In Nicaragua, Carlos Mejía Godoy y los de Palacaguina and Los Soñadores de Saraguasca made a compilation of mazurkas from popular folk music, which are performed with a violin de talalate, an indigenous instrument from Nicaragua.

In Curaçao the mazurka was popular as dance music in the nineteenth century, as well as in the first half of the twentieth century. Several Curaçao-born composers such as Jan Gerard Palm, Joseph Sickman Corsen, Jacobo Palm, Rudolph Palm and Wim Statius Muller have written mazurkas.

In Brazil, the composer Heitor Villa-Lobos wrote a mazurka for classical guitar in a similar musical style to Polish mazurkas.

In Australia, Julian Cochran composed a collection of five mazurkas for solo piano and orchestra.

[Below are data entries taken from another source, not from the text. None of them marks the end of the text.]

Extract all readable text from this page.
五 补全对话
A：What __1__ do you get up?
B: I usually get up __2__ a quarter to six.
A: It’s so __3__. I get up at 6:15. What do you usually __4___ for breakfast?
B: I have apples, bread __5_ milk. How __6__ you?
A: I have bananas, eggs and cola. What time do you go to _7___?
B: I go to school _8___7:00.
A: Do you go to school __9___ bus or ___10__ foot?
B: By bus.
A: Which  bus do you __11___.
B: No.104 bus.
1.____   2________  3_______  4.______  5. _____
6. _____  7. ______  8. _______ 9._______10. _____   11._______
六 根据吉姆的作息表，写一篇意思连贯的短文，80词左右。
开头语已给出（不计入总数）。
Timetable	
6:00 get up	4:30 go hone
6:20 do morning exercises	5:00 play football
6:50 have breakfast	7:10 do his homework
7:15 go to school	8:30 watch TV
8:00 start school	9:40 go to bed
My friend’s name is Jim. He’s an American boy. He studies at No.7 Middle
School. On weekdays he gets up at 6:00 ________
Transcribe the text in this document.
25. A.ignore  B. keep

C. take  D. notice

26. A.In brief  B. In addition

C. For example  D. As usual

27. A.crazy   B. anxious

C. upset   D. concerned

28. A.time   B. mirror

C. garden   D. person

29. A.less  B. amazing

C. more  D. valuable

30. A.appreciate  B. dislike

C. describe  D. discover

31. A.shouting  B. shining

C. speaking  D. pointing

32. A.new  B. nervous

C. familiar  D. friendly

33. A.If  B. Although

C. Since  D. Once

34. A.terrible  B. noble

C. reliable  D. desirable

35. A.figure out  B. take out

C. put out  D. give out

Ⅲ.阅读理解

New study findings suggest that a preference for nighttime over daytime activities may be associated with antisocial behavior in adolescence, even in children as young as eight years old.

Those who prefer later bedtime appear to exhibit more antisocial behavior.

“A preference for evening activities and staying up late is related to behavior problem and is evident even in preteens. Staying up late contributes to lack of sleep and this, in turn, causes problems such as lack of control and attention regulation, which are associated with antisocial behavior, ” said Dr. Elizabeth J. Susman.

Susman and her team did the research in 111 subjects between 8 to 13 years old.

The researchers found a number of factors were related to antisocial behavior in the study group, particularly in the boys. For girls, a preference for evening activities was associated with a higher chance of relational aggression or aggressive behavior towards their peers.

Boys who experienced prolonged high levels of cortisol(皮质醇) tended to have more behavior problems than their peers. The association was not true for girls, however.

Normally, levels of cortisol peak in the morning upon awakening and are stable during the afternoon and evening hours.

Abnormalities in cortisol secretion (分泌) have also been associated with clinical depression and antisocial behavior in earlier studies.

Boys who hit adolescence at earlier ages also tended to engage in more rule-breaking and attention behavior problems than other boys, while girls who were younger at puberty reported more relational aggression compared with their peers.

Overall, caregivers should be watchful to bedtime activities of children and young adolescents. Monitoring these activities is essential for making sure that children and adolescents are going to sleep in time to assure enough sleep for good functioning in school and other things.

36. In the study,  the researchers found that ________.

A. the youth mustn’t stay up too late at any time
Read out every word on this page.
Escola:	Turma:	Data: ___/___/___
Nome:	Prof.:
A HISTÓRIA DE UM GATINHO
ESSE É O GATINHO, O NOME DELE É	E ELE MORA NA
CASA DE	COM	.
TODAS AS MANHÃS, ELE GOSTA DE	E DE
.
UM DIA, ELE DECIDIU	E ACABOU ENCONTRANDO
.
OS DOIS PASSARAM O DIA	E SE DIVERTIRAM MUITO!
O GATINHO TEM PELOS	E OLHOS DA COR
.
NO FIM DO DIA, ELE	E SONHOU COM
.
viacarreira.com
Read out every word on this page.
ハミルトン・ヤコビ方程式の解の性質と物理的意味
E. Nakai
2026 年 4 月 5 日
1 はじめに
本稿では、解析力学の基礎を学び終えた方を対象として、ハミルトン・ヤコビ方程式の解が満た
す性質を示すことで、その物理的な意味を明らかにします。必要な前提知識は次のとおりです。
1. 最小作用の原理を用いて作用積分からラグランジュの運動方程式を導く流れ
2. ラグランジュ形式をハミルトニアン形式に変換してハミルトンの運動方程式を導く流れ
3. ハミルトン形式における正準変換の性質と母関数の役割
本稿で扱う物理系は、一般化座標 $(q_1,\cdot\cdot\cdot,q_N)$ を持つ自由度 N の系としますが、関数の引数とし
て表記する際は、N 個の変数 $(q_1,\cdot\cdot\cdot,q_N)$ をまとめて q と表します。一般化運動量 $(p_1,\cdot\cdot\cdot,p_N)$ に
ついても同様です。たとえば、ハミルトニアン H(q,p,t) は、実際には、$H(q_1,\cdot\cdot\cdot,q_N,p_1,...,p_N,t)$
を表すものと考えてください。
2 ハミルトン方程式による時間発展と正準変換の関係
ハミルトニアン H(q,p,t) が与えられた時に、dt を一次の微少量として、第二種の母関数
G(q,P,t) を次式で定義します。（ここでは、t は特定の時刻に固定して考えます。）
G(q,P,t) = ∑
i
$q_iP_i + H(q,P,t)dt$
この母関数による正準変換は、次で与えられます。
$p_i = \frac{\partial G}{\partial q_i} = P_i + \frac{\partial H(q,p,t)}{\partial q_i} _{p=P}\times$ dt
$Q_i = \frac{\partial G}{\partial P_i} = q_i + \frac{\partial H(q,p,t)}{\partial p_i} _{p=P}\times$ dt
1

In the Philippines, the mazurka is a popular form of traditional dance. The Mazurka Boholana is one well-known Filipino mazurka.

In popular folk dancing in France, in recent years (after roughly 2005), the mazurka has evolved into a dance at a more gentle pace (without the traditional 'hop' step on the 3rd beat), allowing for more intimate dancing and giving it the status of a seduction dance. This style of mazurka has also been imported into "balfolk" dancing in Belgium and the Netherlands.

Media

The 1949 cartoon Mouse Mazurka features Sylvester going after a rodent who does this sort of dance.

Notes

  1. ^ Blatter, Alfred (2007). Revisiting music theory: a guide to the practice, p.28. ISBN 0-415-97440-2.
  2. ^ Charles Rosen, The Romantic Generation (Cambridge, Mass.: Harvard University Press, 1995)
  3. ^ Jeffrey Kallberg, The problem of repetition and return in Chopin's mazurkas, Cambridge, England, Cambridge University Press, 1988.

Bibliography

  • Kornel Michałowski and Jim Samson. "Chopin, Fryderyk Franciszek" Grove Music Online. Oxford Music Online. 17 Nov. 2009. (esp. section 6, “Formative Influences”)
  • Stephen Downes. "Mazurka" Grove Music Online. Oxford Music Online. 17 Nov. 2009.
  • Milewski, Barbara. "Chopin's Mazurkas and the Myth of the Folk." 19th-Century Music 23.2 (1999): 113-35.
  • Rosen, Charles. The Romantic Generation. Cambridge, Mass.: Harvard University Press, 1995.
  • Kallberg, Jeffrey. “The problem of repetition and return in Chopin's mazurkas.” Chopin Styles, ed. Jim Samson. Cambridge, England: Cambridge University Press, 1988.
  • Kallberg, Jeffrey. "Chopin's Last Style." Journal of the American Musicological Society 38.2 (1985): 264-315.
  • Winoker, Roselyn M. “Chopin and the Mazurka.” Diss. Sarah Lawrence College, 1974.